How about a story on the next draft, should the season be cancelled? We would have another shot at #1, no?


Kevin Schultz

Pete, if the season does get wiped out, the Islanders would have a shot at the #1 pick but it wouldn’t be a great one. My assumption is that the draft lottery would probably be worked out similarly to how it was done in 2005.

If we go back to 2005, the draft following the Lost Season, the Penguins ended up with the first pick and Sidney Crosby followed by the Ducks, who got Bobby Ryan, and the Hurricanes, who snagged Jack Johnson (not a bad top 3). That year, every team in the league had a shot at the #1 pick, although the Penguins still had the worst record and ended up with the best pick.

The way the draft was worked out in 2005 was that every team in the league started with three lottery balls. If a team had reached the playoffs in any of previous three seasons, one ball was removed. A ball was also removed if a team had a #1 overall pick during any of the previous four drafts. So, the Islanders had one lottery ball removed that year as they had made the playoffs in each of the previous three seasons, but Rick DiPietro’s #1 overall selection was five years previous so they did not lose a second ball. They ended up with the 15th overall pick and Ryan O’Marra.

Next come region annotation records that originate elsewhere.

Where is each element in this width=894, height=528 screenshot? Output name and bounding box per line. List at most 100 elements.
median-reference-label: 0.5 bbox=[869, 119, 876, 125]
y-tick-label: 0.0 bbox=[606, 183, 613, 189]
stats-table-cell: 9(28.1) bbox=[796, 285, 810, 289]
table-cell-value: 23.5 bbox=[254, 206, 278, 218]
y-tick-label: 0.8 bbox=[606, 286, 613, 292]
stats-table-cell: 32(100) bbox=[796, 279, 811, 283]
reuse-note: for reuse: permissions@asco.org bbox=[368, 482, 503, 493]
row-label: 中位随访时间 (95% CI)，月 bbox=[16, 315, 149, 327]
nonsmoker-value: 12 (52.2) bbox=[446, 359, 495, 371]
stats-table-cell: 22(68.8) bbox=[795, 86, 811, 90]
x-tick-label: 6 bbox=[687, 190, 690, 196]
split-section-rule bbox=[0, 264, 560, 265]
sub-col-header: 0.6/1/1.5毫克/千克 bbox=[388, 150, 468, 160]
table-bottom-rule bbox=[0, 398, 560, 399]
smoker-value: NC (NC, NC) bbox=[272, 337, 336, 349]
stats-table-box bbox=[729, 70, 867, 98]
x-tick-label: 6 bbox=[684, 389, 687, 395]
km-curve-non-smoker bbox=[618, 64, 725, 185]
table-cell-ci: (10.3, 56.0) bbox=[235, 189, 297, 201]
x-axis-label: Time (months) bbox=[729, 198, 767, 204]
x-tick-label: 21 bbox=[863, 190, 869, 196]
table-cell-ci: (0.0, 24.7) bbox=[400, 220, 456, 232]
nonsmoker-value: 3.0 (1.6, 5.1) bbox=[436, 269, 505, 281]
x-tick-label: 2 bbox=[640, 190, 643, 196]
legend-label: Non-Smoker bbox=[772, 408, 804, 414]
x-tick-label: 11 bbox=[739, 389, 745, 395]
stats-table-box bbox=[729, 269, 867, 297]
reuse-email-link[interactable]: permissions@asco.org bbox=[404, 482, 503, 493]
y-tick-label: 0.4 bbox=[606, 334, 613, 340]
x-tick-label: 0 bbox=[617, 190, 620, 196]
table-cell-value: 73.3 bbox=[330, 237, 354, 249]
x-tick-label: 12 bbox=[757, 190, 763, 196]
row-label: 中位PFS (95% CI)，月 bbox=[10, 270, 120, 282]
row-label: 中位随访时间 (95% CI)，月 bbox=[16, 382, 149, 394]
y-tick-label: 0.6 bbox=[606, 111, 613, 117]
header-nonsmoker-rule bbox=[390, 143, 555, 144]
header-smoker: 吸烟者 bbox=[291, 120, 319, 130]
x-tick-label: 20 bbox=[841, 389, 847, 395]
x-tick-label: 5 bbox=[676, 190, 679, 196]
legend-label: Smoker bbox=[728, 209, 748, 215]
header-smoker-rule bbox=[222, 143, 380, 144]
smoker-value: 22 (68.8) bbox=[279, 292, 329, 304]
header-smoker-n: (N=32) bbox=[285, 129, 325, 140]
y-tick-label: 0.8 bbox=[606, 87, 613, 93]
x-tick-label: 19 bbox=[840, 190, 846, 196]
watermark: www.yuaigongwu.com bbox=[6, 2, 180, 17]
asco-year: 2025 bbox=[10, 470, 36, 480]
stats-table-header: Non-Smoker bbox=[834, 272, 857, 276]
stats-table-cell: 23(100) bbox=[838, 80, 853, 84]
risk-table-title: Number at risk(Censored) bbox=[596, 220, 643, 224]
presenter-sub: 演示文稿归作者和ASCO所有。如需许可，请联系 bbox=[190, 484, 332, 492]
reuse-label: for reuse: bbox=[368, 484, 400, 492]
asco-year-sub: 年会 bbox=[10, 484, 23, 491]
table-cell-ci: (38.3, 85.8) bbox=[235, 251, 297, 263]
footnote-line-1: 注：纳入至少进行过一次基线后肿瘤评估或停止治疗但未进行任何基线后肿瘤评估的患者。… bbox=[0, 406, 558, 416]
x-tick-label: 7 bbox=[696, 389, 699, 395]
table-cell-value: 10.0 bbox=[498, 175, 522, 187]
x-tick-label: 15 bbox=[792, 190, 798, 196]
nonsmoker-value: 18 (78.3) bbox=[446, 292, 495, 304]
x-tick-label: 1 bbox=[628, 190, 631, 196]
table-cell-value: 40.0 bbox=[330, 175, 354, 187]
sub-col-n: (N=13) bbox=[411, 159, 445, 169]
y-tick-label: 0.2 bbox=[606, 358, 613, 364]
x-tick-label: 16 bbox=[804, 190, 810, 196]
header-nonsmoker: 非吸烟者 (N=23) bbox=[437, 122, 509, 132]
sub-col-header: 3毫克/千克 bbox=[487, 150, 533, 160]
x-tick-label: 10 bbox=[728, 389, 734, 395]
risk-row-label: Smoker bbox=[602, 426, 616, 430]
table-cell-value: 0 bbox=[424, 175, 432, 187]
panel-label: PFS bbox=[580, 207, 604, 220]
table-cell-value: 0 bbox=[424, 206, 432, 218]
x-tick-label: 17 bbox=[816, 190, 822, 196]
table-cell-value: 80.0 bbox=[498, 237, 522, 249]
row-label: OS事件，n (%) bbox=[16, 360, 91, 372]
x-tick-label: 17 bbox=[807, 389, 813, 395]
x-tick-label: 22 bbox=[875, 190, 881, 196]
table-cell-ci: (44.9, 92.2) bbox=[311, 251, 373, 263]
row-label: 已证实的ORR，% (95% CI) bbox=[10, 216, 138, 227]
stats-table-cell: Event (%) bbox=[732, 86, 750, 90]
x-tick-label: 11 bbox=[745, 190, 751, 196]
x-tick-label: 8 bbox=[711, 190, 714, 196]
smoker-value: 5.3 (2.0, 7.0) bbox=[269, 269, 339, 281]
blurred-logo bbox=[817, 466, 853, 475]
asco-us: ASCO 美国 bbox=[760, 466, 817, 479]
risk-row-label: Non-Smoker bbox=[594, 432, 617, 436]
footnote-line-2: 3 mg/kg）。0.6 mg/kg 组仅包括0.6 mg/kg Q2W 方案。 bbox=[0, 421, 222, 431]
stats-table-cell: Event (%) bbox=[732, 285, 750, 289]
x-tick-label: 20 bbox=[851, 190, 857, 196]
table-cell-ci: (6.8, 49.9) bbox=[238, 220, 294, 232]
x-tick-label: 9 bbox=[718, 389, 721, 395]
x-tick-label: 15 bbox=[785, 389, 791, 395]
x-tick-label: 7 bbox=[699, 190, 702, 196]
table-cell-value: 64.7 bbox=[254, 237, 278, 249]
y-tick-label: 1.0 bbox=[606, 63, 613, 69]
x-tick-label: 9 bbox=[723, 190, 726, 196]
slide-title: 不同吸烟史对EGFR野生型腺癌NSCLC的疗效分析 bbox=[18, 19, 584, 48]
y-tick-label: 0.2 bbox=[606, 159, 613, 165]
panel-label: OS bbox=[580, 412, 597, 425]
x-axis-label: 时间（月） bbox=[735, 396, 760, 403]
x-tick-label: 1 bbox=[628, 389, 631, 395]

If the same system was in place for the upcoming 2013 draft, the Islanders would have two balls yet again. They have not made the playoffs in the last three years, so they wouldn’t lose any balls on that. However, they selected John Tavares first overall in 2009, which would be the fourth previous draft, which is a minus one. They would have a decent, but not great, shot at the top pick. In 2005, the ten teams who lost one ball each had a 4.2% chance of winning the lottery. However, of the top five selections in 2005, three of those teams had a ball missing. It’s really quite a crap shoot.